[FEATURE] Support structured orchestration as a first-class agent behaviour

Resolved 💬 4 comments Opened Jun 2, 2026 by cliffano Closed Jul 8, 2026

Preflight Checklist

  • [x] I have searched existing requests and this feature hasn't been requested yet
  • [x] This is a single feature request (not multiple features)

Problem Statement

Claude Code's Agent tool allows an agent to spawn subagents, but there is no structured platform support for task orchestration — decomposing a complex task into sub-tasks, dispatching multiple agents in parallel or sequence based on dependencies, and synthesising their outputs into a single coherent result. This pattern currently works only when the orchestrating agent spontaneously decides to do it in-context, which is unreliable and undiscoverable.

Proposed Solution

Introduce a structured orchestration primitive — either as a declarable schema or a first-class response type — that allows an agent to express:

Decomposition: how a task is broken into named sub-tasks with ownership
Parallelism: which sub-tasks can run concurrently
Dependencies: which sub-tasks require other sub-tasks' outputs before they can begin
Collation: which agent synthesises the final output, and how
Conceptual form:

orchestrate:
parallel:

  • agent: bertram-gilfoyle

task: audit infrastructure and security posture

  • agent: jared-dunn

task: build financial model and data room
then:
sequential:

  • agent: richard-hendricks

task: document algorithm (requires: gilfoyle's audit)

  • agent: dinesh-chugtai

task: clean up API and developer docs
collate: erlich-bachman
The exact form is open — the point is that decomposition, dispatch, dependency, and collation should be declarable, not left entirely to in-context model improvisation.

Alternative Solutions

Ad hoc Agent tool calls: An agent can already spawn multiple subagents manually. Works when the model decides to do it, but not structural, not reliable, and produces inconsistent results across invocations.

Chained delegation: Each agent delegates to the next sequentially. Loses parallelism and produces no synthesis — the final agent's output is the result, with no collating voice.
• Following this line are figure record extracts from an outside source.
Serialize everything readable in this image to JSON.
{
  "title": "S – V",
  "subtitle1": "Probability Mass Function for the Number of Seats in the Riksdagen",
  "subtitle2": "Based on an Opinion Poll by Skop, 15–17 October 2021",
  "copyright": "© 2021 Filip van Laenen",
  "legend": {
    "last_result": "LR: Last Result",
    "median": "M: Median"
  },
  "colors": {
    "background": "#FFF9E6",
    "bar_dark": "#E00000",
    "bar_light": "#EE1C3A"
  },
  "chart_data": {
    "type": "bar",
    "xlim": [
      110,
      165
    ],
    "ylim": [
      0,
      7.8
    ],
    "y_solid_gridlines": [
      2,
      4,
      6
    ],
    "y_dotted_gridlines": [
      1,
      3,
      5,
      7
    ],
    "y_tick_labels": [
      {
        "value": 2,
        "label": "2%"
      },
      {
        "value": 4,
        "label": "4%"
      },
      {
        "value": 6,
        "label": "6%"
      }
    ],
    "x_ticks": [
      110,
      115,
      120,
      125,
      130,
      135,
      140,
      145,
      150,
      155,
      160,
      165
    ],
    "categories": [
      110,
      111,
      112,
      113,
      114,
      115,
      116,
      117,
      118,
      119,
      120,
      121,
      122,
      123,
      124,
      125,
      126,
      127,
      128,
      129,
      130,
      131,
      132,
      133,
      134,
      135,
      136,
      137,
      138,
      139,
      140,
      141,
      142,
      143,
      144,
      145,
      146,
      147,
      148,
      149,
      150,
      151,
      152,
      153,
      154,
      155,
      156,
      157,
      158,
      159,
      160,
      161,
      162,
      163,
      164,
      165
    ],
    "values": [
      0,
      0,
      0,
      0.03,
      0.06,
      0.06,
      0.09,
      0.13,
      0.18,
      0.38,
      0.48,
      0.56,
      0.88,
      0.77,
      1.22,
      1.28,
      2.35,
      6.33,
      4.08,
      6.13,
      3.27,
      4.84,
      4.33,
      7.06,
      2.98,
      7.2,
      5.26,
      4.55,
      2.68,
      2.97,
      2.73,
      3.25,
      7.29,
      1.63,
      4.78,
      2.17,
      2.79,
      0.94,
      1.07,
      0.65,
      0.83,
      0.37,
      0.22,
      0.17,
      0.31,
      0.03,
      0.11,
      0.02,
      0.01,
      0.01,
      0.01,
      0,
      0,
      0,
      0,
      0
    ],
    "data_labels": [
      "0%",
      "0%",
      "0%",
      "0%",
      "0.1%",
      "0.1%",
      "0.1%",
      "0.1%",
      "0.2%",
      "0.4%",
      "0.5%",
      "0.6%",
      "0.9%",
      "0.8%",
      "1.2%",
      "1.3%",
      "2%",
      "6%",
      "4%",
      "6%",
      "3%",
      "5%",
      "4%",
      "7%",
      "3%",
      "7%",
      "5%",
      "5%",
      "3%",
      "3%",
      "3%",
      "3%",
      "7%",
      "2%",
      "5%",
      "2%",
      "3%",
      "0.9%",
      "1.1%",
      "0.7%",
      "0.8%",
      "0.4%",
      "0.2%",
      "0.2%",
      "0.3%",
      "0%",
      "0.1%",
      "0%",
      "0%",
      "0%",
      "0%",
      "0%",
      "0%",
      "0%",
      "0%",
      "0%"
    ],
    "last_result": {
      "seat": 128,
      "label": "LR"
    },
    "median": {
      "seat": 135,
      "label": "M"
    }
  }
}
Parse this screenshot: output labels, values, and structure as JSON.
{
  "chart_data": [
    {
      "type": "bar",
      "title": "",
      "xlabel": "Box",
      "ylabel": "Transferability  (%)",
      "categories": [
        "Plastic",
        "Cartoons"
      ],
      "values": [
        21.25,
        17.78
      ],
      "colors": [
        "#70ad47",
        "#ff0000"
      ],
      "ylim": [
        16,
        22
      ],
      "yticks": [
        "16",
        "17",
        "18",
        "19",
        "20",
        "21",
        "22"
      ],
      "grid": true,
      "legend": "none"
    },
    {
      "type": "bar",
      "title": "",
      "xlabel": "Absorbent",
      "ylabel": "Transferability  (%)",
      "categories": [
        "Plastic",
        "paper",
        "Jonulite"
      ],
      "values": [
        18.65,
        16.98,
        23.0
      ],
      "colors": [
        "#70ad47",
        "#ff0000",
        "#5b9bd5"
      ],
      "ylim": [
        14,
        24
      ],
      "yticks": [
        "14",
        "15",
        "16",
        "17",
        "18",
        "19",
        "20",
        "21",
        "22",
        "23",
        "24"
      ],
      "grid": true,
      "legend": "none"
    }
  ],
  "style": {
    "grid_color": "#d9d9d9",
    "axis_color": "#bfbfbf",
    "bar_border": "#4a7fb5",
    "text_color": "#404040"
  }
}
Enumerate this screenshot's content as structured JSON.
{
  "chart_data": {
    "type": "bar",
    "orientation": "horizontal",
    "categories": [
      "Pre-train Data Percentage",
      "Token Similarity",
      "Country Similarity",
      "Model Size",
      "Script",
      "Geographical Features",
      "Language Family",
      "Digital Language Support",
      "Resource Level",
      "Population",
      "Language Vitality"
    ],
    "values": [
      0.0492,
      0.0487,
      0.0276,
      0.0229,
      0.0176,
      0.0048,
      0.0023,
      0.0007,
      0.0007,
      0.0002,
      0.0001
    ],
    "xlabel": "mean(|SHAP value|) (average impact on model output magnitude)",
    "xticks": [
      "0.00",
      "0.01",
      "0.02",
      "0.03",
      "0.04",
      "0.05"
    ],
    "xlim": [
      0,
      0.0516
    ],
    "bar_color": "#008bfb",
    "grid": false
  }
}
Orchestration via hook: A UserPromptSubmit hook decomposes the task before the agent sees it. Same problem as delegation via hook — routing is invisible, the orchestrating agent never makes the decision, and the synthesised output loses the orchestrator's voice and judgment.

Priority

Medium - Would be very helpful

Feature Category

Other

Use Case Example

A user asks Erlich Bachman to prepare Pied Piper for a Series B. This is a complex task that spans multiple domains:

Infrastructure and security posture → Gilfoyle
Financial model and data room → Jared
Algorithm documentation and technical differentiators → Richard
API cleanup and developer docs → Dinesh
Investor narrative, framing, and pitch → Erlich himself
With structured orchestration:

Erlich decomposes the task, identifies what he owns (narrative, pitch) and what belongs to his team
He dispatches Gilfoyle, Jared, Richard, and Dinesh — in parallel where possible
Once all outputs are collected, Erlich synthesises them into a single investor-ready document in his voice
Each section carries the character and expertise of the agent who produced it
Without this feature, either Erlich does everything himself (wrong), or the orchestration happens ad hoc with no guarantee of decomposition, parallelism, or synthesis.

Additional Context

Orchestration is distinct from delegation (Issue 64483) in an important way: an orchestrating agent is not passing off a task because it's out of their domain. It is actively directing multiple agents, retaining ownership of the final output, and synthesising the results. The orchestrating agent still does the work within their own expertise — they only distribute the parts that belong to others.

These two features are complementary. Delegation handles the single-hop case (wrong agent, find the right one). Orchestration handles the multi-hop case (right agent, but the task is too large for one agent alone). Both are needed for a fully capable multi-agent team.